Verwaltungsgericht des Kantons Zürich: VB.2021.00698

5. Januar 2022Deutsch9 min

(URT.2022.23376)

Source djiktzh.ch

Verwaltungsgericht

des

Kantons Zürich

4. Abteilung

VB.2021.00698

Urteil

der 4. Kammer

vom 5. Januar 2022

Mitwirkend: Abteilungspräsidentin Tamara Nüssle (Vorsitz), Verwaltungsrichter Marco Donatsch, Verwaltungsrichter

Reto Häggi Furrer, Gerichtsschreiberin

Selina Sigerist.

In Sachen

1. A,

2. B,

Beschwerdeführende,

gegen

Schulpflege M,

Beschwerdegegnerin,

betreffend Kindergartenzuteilung,

hat sich ergeben:

Sachverhalt

I.

Im Juni 2021 teilte die Schule M A und B schriftlich mit,

dass ihr 2017 geborener Sohn C für das Schuljahr 2021/2022 in den

1. Kindergarten D eingeteilt worden sei.
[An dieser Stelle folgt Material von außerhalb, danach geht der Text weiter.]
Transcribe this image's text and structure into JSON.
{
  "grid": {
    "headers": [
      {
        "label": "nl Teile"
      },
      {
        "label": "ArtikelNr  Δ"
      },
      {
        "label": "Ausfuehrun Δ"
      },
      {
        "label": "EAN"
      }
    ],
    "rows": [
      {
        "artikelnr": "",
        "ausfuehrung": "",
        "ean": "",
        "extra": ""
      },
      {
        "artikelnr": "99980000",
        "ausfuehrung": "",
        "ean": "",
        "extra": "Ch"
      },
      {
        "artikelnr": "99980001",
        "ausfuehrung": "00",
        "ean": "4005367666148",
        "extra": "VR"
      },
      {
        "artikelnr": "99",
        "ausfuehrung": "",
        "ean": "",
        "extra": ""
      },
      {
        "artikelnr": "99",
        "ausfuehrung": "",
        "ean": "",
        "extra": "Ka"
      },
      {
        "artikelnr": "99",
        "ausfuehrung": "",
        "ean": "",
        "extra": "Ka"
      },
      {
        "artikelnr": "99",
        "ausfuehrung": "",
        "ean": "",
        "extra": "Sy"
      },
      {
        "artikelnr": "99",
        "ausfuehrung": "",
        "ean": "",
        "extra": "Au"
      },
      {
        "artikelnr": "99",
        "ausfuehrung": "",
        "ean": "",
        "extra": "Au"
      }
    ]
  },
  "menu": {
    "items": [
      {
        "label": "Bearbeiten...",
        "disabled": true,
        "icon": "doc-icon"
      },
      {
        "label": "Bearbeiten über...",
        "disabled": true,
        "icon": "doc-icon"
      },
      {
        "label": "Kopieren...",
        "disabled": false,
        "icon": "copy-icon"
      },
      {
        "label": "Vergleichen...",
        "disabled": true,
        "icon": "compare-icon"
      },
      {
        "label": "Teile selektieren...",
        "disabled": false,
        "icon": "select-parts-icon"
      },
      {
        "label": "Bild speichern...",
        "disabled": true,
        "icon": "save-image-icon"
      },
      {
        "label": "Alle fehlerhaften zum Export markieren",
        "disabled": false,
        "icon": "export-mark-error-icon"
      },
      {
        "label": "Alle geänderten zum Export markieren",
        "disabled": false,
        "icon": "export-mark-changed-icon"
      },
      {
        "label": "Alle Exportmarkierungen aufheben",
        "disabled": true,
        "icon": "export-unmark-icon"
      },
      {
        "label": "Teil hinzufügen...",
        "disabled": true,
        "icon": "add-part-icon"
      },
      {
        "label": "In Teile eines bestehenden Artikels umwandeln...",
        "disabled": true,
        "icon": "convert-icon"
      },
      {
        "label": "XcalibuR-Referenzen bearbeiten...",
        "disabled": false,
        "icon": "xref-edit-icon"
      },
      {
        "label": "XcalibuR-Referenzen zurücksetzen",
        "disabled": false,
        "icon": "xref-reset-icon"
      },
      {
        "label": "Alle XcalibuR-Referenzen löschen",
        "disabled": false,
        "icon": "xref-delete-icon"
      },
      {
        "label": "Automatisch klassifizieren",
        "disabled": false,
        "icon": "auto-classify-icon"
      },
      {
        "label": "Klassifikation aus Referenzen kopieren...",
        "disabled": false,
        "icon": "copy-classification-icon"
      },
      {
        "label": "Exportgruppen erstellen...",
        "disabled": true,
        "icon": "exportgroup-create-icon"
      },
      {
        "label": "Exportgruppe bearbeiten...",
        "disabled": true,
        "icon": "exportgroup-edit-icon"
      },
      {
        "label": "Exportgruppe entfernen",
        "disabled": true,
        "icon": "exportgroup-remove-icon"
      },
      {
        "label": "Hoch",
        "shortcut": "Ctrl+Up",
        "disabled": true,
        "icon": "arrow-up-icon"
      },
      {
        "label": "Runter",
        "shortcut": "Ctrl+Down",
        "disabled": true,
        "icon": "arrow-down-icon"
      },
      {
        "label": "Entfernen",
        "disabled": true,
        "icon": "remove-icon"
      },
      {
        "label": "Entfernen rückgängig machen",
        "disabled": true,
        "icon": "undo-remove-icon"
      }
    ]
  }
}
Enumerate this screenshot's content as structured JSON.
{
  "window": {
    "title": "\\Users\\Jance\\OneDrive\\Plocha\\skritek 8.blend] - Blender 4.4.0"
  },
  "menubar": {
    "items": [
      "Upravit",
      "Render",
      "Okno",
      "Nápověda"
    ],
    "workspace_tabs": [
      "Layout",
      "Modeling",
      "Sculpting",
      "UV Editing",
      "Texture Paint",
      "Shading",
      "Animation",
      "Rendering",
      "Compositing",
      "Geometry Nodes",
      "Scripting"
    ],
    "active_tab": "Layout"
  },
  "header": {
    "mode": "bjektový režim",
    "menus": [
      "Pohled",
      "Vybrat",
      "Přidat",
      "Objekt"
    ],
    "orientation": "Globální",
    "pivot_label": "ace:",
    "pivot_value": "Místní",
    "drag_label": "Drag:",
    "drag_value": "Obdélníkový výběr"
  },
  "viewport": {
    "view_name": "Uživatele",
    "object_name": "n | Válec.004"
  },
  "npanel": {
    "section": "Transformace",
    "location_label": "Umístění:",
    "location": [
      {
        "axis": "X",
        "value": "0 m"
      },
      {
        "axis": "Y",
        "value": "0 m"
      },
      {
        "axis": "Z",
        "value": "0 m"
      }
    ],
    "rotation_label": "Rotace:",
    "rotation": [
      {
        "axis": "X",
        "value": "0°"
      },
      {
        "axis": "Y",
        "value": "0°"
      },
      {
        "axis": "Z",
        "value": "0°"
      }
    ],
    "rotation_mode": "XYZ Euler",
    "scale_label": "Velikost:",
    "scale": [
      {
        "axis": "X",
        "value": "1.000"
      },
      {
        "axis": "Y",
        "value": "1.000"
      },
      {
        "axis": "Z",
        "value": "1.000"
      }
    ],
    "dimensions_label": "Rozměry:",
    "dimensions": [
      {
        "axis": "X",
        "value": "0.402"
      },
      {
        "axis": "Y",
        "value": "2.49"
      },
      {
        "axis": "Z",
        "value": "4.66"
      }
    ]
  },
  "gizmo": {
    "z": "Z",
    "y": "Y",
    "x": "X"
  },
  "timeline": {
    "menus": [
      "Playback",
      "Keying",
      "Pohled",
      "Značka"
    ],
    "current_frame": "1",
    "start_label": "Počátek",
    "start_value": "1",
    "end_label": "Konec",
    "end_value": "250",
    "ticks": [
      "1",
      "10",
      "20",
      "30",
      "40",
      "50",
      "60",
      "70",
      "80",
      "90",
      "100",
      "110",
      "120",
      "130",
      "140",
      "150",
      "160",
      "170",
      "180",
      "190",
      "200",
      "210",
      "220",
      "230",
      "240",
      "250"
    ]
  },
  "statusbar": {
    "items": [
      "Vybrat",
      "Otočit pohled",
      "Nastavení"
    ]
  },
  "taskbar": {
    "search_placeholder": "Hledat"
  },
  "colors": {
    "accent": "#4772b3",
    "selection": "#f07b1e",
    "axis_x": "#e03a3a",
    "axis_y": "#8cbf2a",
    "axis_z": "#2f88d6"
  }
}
Gegen diese Kindergartenzuteilung

erhoben A und B am 16. Juni 2021 "Einsprache" bei der

Schulpflege M und beantragten die Zuteilung von C in den Kindergarten E. Nach

Durchführung eines Gesprächs mit A und B entschied die Schulpflege M am

13. Juli 2021, keine Umteilung von C in den Kindergarten E vorzunehmen.

Erwägungen

II.

Gegen diesen Entscheid rekurrierten A und B an den

Bezirksrat Meilen. Mit Präsidialverfügung vom 20. August 2021 entzog der

Bezirksrat dem Rekurs die aufschiebende Wirkung. Am 1. September 2021 wies

der Bezirksrat den Rekurs ab und entzog einem allfälligen Rechtsmittel die

aufschiebende Wirkung.

III.

A und B erhoben am 1. Oktober 2021 Beschwerde gegen

den Rekursentscheid des Bezirksrats vom 1. September 2021. Sie beantragten

sinngemäss die Aufhebung des angefochtenen Entscheides sowie die Zuteilung von C

in den Kindergarten E unter Entschädigungsfolge.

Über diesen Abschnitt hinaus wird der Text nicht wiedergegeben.